Document Type


Publication Date

Summer 8-15-2023


The aim of this paper is to examine the impact of communication styles brought on by distanced learning and its effect on collaboration for school psychologists and Bord Certified Behavioral Analysts (BCBAs). Prior studies have addressed collaboration habits between these school-based professionals. The current study aims to analyze the impact that COVID-19 had on these practitioners’ collaboration habits and to investigate their current communication and collaboration habits. A mixed methods locally developed anonymous survey was created and used for data collection. Participants were recruited through social-media groups and via word-of-mouth sharing. 20 school-based practitioners shared their perceptions and experiences with collaboration through the survey. The study found that while video chat communication became a frequent method of communication during distanced learning, practitioners prefer collaborating with one another in person.

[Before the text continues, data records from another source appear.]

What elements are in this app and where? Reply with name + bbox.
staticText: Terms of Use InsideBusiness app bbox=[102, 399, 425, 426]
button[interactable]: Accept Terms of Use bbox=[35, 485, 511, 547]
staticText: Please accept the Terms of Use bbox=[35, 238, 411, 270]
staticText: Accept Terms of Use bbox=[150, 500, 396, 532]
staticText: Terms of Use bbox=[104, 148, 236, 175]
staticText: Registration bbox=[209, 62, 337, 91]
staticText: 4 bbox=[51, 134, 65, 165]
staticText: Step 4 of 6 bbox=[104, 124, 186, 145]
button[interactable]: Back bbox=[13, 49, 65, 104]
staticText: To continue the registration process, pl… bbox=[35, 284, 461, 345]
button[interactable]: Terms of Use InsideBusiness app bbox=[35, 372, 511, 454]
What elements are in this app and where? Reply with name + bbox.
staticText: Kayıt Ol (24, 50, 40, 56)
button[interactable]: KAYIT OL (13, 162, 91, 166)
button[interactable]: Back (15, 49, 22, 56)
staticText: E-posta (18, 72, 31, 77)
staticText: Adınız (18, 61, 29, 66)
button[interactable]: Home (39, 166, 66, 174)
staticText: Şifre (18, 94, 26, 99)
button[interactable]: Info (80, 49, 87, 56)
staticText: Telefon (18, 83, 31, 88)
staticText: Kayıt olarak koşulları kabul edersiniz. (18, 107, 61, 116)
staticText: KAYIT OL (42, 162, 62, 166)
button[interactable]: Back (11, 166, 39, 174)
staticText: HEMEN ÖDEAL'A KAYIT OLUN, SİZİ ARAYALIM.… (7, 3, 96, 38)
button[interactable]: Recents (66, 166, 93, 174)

The practitioners saw a decrease in collaboration during distanced learning for varied reasons (i.e., change in student need, preferred method of collaboration was unavailable, and access to staff). Working in a post-COVID-19 environment, practitioners in the sample report rarely and sometimes using video chat communication in their day-to-day practice. These findings imply that practitioners form stronger collaborative relationships with others who demonstrate that they value collaborative relationships. Practitioners can demonstrate a willingness to work together by considering others’ recommendations and using their colleagues’ preferred methods of communication when coming together and helping students. Creating habits around video chat collaboration may strengthen collaborative relationships as findings show that the convivence of the tool may continue to foster collaborative relationships.